Brutale pestaggio alle tre di notte dopo lungadige Rubele. Arrestati quattro picchiatori: avrebbero tutti precedenti per violenze anche negli stadi. La vittima più grave ha 20 anni. E' stato raggiunto al volto dalla lama

Rissa e brutale pestaggio per "futili motivi". Sono queste le accuse di cui dovranno rispondere quattro uomini, di età compresa tra 33 e 44 anni, in seguito agli avvenimenti tra mercoledì e giovedì notte. Prima hanno rischiato di investire una coppia di pedoni con l'auto e poi, forse infuriati dal "gesto" di uno dei due, hanno deciso che dovevano essere "puniti". Così sono scesi e hanno aggredito i giovani con pugni e un coltello. Hanno sfogato tutta la loro rabbia su quei due pedoni "irrispettosi" e poi sono fuggiti. I quattro responsabili sono stati tutti arrestati poco dopo, tra vicolo Corticelli e piazza Bra, nei pressi di un luogo divenuto tristemente famoso per l'aggressione a Nicola Tommasoli, 5 anni fa. Gli agenti delle Volanti della polizia di Verona hanno fatto scattare le manette nei confronti di Riccardo Montefameglio, 33 anni, Andrea Morando, 36, Roberto Usai, 43, e Nicola Rudella, 44enne. Tutti hanno precedenti penali che vanno dall'oltraggio alla resistenza a pubblico ufficiale e almeno tre di loro sono conosciuti dagli uomini della Questura per la loro frequentazione con la tifoseria più violenta ed estrema dell'Hellas Verona. Ora sono accusati di lesioni gravi e gravissime. "Per futili motivi", appunto.

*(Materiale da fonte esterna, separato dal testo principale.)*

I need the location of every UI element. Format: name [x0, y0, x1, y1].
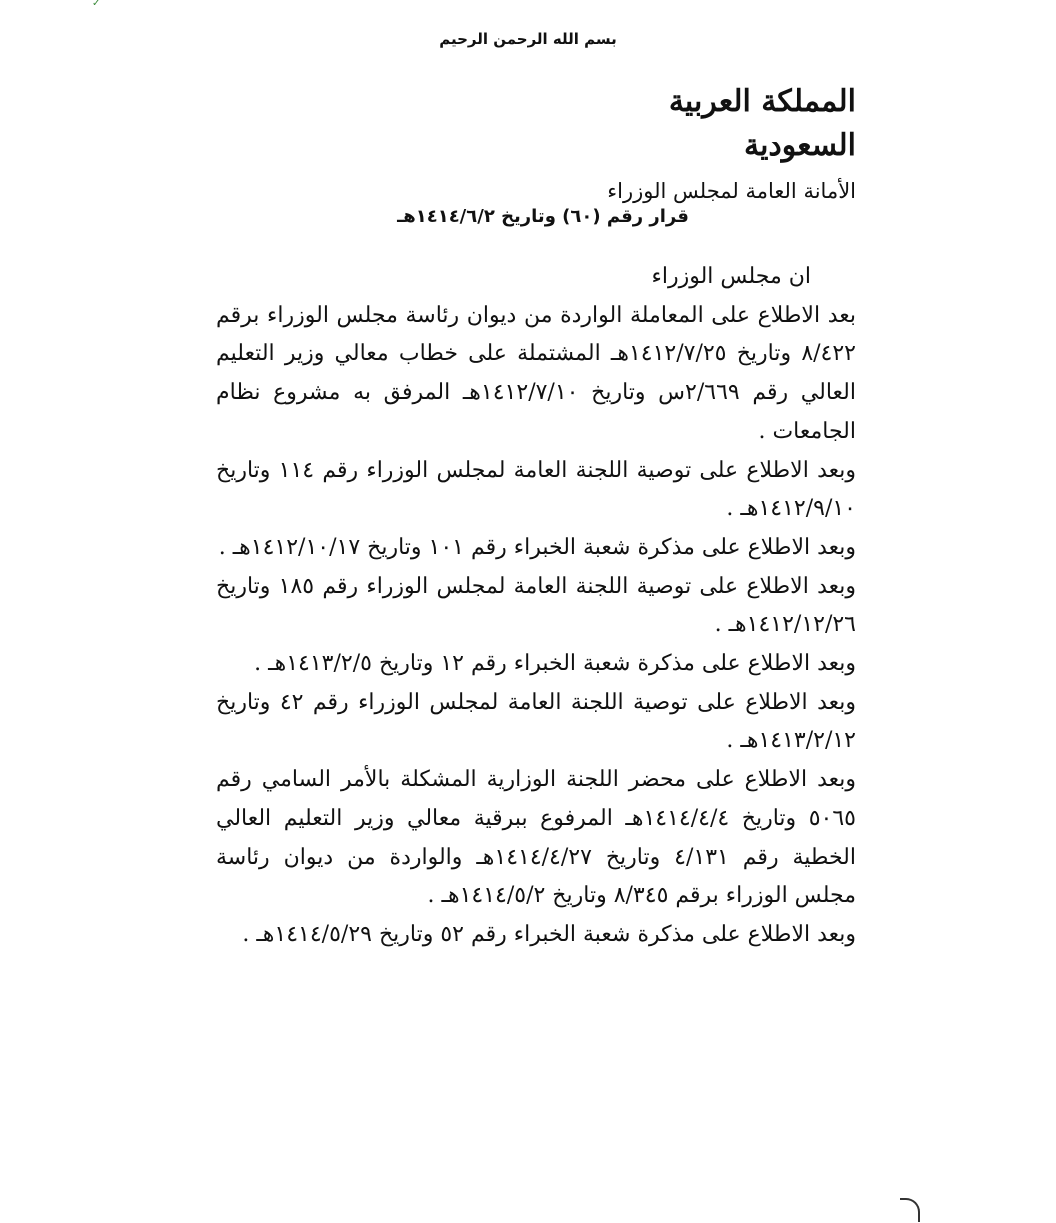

L'AGGRESSIONE - Il fatto risale alle tre di mattina di giovedì. Due giovani stavano attraversando la strada di lungadige Rubele che li avrebbe poi portati su ponte Navi. All'incrocio erano stati sfiorati da una Skoda Yeti, che proveniva da sinistra, a importante velocità. Forse un gesto di stizza, accompagnato da alcune imprecazioni, da parte dei due ragazzi a piedi, ha poi, presumibilmente, scatenato negli occupanti del mezzo l'intenzione di "fargliela pagare". Li intercettano sul ponte, fermano la macchina e si scatena il finimondo. Partono insulti, poi le mani: schiaffi, pugni, calci. Ad un certo punto, secondo la testimonianza delle due vittime, spunta fuori un coltello e un tirapugni di metallo. La lama raggiunge al volto il 20enne, che ora rischia di rimanere sfigurato a vita. I due vengono massacrati di botte. Il più grave né avrà per trenta giorni (il suo amico per dieci) e riporta fratture al naso e alle ossa del viso. Le due giovani vittime trovano però la forza di inseguire i loro aggressori, che nel frattempo si sono divisi, due in auto e due a piedi. Passano in Corticella Leoni, dove è stato ucciso Tommasoli, e poco distante scatta la seconda violenza. Un'altra aggressione. Nel frattempo, però, arriva la polizia avvertita da una delle due vittime, che becca i due in flagrante. Subito dopo al cellulare dei picchiatori chiamano i due complici, quelli in auto. A rispondere, tuttavia, è un poliziotto che si finge l'amico. Si danno appuntamento nei pressi della questura, per salire in auto e riprendere la fuga. Ad attenderli in lungadige Galtarossa, però ci sono le divise.

Oltre alla flagranza di reato ci sono le prove: tracce di sangue della vittima più grave vengono ritrovate sul cofano dell'auto e c'è il filmato di una delle telecamere di videosorveglianza della zona. Il conducente, inoltre, era in evidente stato di ebbrezza alcolica e in possesso di due grammi di cocaina. Ora si trovano in carcere a disposizione dell'autorità giudiziaria. Restano da individuare le armi usate durante il pestaggio, coltello e tirapugni. Forse entrambe sono finite nell'Adige. L'auto è stata sequestrata e i risultati delle analisi ematiche saranno portate in tribunale per incastrare definitivamente i quattro aggressori. Tutti e quattro sono in carcere.